You may want to conclude by sharing your testimony of the doctrines and principles discussed in the lesson.
Commentary and Background Information
Doctrine and Covenants 20:37, 68–74. Joy at the baptisms of loved ones
On April 6, 1830, as part of the meeting to organize the restored Church of Jesus Christ, Joseph Smith and Oliver Cowdery confirmed those who had previously been baptized and bestowed upon them the gift of the Holy Ghost (see History of the Church, 1:61).
Joseph Smith’s parents were baptized and confirmed that day. This was a joyful time for the Prophet, who exclaimed, “Praise to my God! that I lived to see my own father baptized into the true Church of Jesus Christ!” (in Lucy Mack Smith, History of Joseph Smith by His Mother, ed. Preston Nibley , 168; see also History of the Church, 1:79).
Doctrine and Covenants 20:77. “Always remember him”
Elder David A. Bednar of the Quorum of the Twelve Apostles taught that prayer and scripture study help us keep our baptismal covenant to always remember the Lord.
“Consider the reasons we pray and study the scriptures. … These holy habits primarily are ways whereby we always remember Heavenly Father and His Beloved Son and are prerequisites to the ongoing companionship of the Holy Ghost” (“Receive the Holy Ghost,” Ensign or Liahona, Nov. 2010, 96).
Doctrine and Covenants 20:77, 79. “That they may always have his Spirit to be with them”

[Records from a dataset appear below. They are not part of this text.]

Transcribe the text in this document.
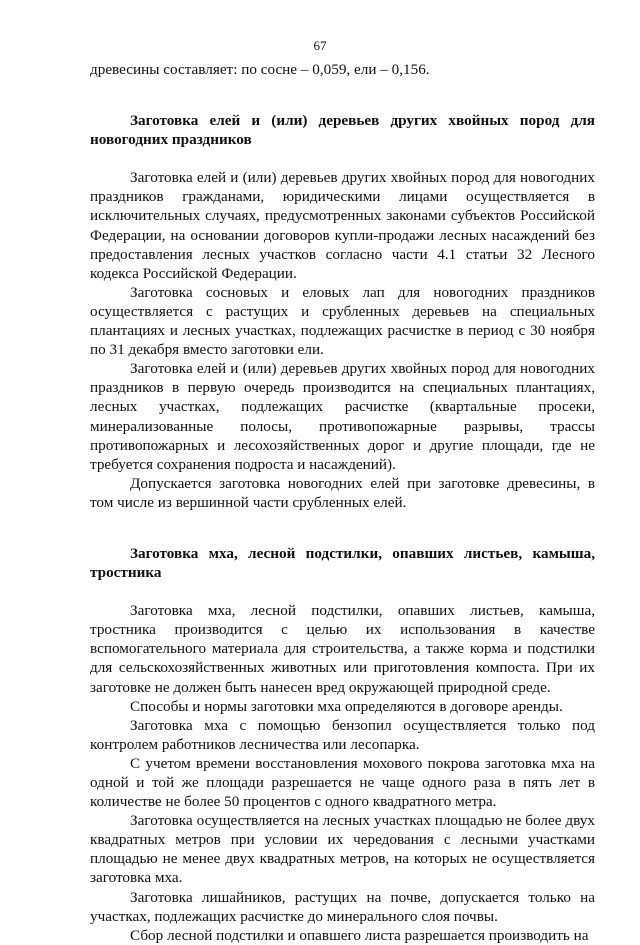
67

древесины составляет: по сосне – 0,059, ели – 0,156.

Заготовка елей и (или) деревьев других хвойных пород для новогодних праздников

Заготовка елей и (или) деревьев других хвойных пород для новогодних праздников гражданами, юридическими лицами осуществляется в исключительных случаях, предусмотренных законами субъектов Российской Федерации, на основании договоров купли-продажи лесных насаждений без предоставления лесных участков согласно части 4.1 статьи 32 Лесного кодекса Российской Федерации.

Заготовка сосновых и еловых лап для новогодних праздников осуществляется с растущих и срубленных деревьев на специальных плантациях и лесных участках, подлежащих расчистке в период с 30 ноября по 31 декабря вместо заготовки ели.

Заготовка елей и (или) деревьев других хвойных пород для новогодних праздников в первую очередь производится на специальных плантациях, лесных участках, подлежащих расчистке (квартальные просеки, минерализованные полосы, противопожарные разрывы, трассы противопожарных и лесохозяйственных дорог и другие площади, где не требуется сохранения подроста и насаждений).

Допускается заготовка новогодних елей при заготовке древесины, в том числе из вершинной части срубленных елей.

Заготовка мха, лесной подстилки, опавших листьев, камыша, тростника

Заготовка мха, лесной подстилки, опавших листьев, камыша, тростника производится с целью их использования в качестве вспомогательного материала для строительства, а также корма и подстилки для сельскохозяйственных животных или приготовления компоста. При их заготовке не должен быть нанесен вред окружающей природной среде.

Способы и нормы заготовки мха определяются в договоре аренды.

Заготовка мха с помощью бензопил осуществляется только под контролем работников лесничества или лесопарка.

С учетом времени восстановления мохового покрова заготовка мха на одной и той же площади разрешается не чаще одного раза в пять лет в количестве не более 50 процентов с одного квадратного метра.

Заготовка осуществляется на лесных участках площадью не более двух квадратных метров при условии их чередования с лесными участками площадью не менее двух квадратных метров, на которых не осуществляется заготовка мха.

Заготовка лишайников, растущих на почве, допускается только на участках, подлежащих расчистке до минерального слоя почвы.

Сбор лесной подстилки и опавшего листа разрешается производить на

The following statement by President James E. Faust of the First Presidency helps us understand the value of the companionship of the Holy Ghost:
“If worthy, those possessing this spiritual gift can come to enjoy greater understanding and enrichment and guidance in all of life’s activities, both spiritual and temporal. The Holy Ghost bears witness to us of the truth and impresses upon our souls the reality of God the Father and His Son, Jesus Christ, so surely that no earthly power or authority can separate us from that knowledge. [See 2 Ne. 31:18.] Indeed, not having the gift of the Holy Ghost is somewhat like having a body without an immune system. …
“Those who possess the gift of the Holy Ghost after baptism and confirmation can receive more light and testimony. This is because the gift of the Holy Ghost is ‘a permanent witness and higher endowment than the ordinary manifestation of the Holy Spirit.’ [In James R. Clark, comp., Messages of the First Presidency of The Church of Jesus Christ of Latter-day Saints, 6 vols. (1965–75), 5:4.] It is the higher endowment because the gift of the Holy Ghost can act as ‘a cleansing agent to purify a person and sanctify him from all sin.’ [Bible Dictionary, “Holy Ghost,” 704.]” (“Born Again,” Ensign, May 2001, 55, 58).